Sarah Michelle Gellar is somewhat of an icon of both the small and big screen, with notable roles including the hugely popular TV series Buffy The Vampire Slayer, as well as Ringer, I Know What You Did Last Summer, Cruel Intentions, The Grudge and Scooby-Doo. And now Sarah is lending her voice to the Inhaler Tales, teaming up with pharmaceutical company Teva to raise awareness of inhaler misuse in Asthma and COPD.
Sarah is the voice of a talking pink inhaler, addressing doctors about the problems with improper use of inhalers by patients.
“I was diagnosed with asthma when I was a kid, I honestly don’t remember a life without it. so I know the impact respiratory disease can have on your life,” The actress and producer tells us when we had a chat with her over zoom about The Inhaler Tales. “My mother was asthmatic as are now both my children, so it’s something I’m really familiar with and have lived with for as long as I can remember. As someone who is asthmatic, I think the topic is really important.“
.A recent survey1 of asthma and COPD sufferers done in collaboration with Teva and the Asthma and Allergy Foundation of America found that only 45 per cent of respondents are using their maintenance inhaler as prescribed, and almost 60 per cent are overusing their rescue inhaler.
“With most diagnoses you get medicine and it says take this pill four times a day, with food, with water. You know how to do it. But with this, it’s like you go through all the trouble of getting the diagnosis but then you are not utilising the treatment plan correctly. So your not getting the most out of what you could of life.”
“I think you look at me they see I haven’t let the physical job I do be affected by asthma. And the truth is the way to do that is by having a proper treatment plan.”
The same study found that 52 per cent had their ability to participate in outdoor activities impacted by their disease. Additionally, 41 per cent said that their disease impacted their family life and 57 per cent said that their relationships were impacted by their disease. Teva data on file. Survey Data. 2021. Statistics that Sarah finds heartbreaking.

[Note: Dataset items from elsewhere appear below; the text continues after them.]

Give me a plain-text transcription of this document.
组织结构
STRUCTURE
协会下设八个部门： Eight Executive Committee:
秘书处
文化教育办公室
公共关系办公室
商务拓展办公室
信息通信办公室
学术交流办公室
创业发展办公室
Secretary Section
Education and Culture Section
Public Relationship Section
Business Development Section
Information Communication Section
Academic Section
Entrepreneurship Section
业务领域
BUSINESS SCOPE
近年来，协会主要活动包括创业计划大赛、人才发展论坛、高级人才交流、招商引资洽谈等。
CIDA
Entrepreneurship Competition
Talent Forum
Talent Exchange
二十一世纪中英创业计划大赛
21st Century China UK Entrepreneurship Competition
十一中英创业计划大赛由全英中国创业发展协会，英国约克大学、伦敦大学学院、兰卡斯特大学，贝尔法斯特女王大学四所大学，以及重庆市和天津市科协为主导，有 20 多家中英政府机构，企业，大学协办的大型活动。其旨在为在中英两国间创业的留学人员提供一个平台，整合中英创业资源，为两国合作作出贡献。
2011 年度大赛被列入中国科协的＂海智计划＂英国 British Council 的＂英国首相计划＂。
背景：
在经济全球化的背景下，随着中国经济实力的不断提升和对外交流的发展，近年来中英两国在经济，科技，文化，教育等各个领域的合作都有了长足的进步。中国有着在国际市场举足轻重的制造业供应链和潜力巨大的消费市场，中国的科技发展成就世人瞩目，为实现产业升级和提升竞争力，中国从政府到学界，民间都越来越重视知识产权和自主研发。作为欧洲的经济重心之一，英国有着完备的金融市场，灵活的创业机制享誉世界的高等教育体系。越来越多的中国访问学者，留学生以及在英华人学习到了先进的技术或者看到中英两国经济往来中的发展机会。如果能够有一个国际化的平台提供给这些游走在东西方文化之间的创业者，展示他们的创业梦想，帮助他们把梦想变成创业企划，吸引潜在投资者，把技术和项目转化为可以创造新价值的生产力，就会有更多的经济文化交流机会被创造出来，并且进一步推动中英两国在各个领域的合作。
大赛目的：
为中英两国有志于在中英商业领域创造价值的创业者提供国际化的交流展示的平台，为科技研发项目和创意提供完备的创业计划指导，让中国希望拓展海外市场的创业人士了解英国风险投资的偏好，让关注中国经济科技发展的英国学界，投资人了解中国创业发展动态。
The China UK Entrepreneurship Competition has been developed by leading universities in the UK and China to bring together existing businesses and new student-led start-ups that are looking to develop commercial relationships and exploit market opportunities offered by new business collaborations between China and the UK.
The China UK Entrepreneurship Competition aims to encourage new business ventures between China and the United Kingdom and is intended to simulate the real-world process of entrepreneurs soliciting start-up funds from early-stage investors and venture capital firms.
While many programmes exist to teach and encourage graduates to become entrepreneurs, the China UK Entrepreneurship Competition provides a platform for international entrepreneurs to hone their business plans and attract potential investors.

“Less than half the people who are diagnosed are using their medication properly. We all have so much life to live. Especially in the last two years where we’ve really had to rely on telemedicine. And we’ve had to really be our own advocates and really explain to doctors what we are feeling, how we are feeling, then on top of that if we are not using it correctly. It’s hard. It’s like using machinery, you have to be able to administer it properly. I think that’s why the technology of the new smart inhalers is so interesting. As information can straight to your doctors so they can better help you find the right treatment plan for you as everyone is different.“
If she could give advice to anyone who struggles with the disease it’s “communicate with your doctors. I was always taught to communicate with mine. People look at asthma as weakness, Oh I don’t want to tell my doctor that I’m struggling to get air because maybe they will tell me I can’t do something. And that’s like the biggest misnomer I would like to clear up. Every person’s treatment is individual but in most cases, you should be able to do most things. And I don’t want people to avoid telling a doctor how they are feeling and communicating what they are experiencing for fear.”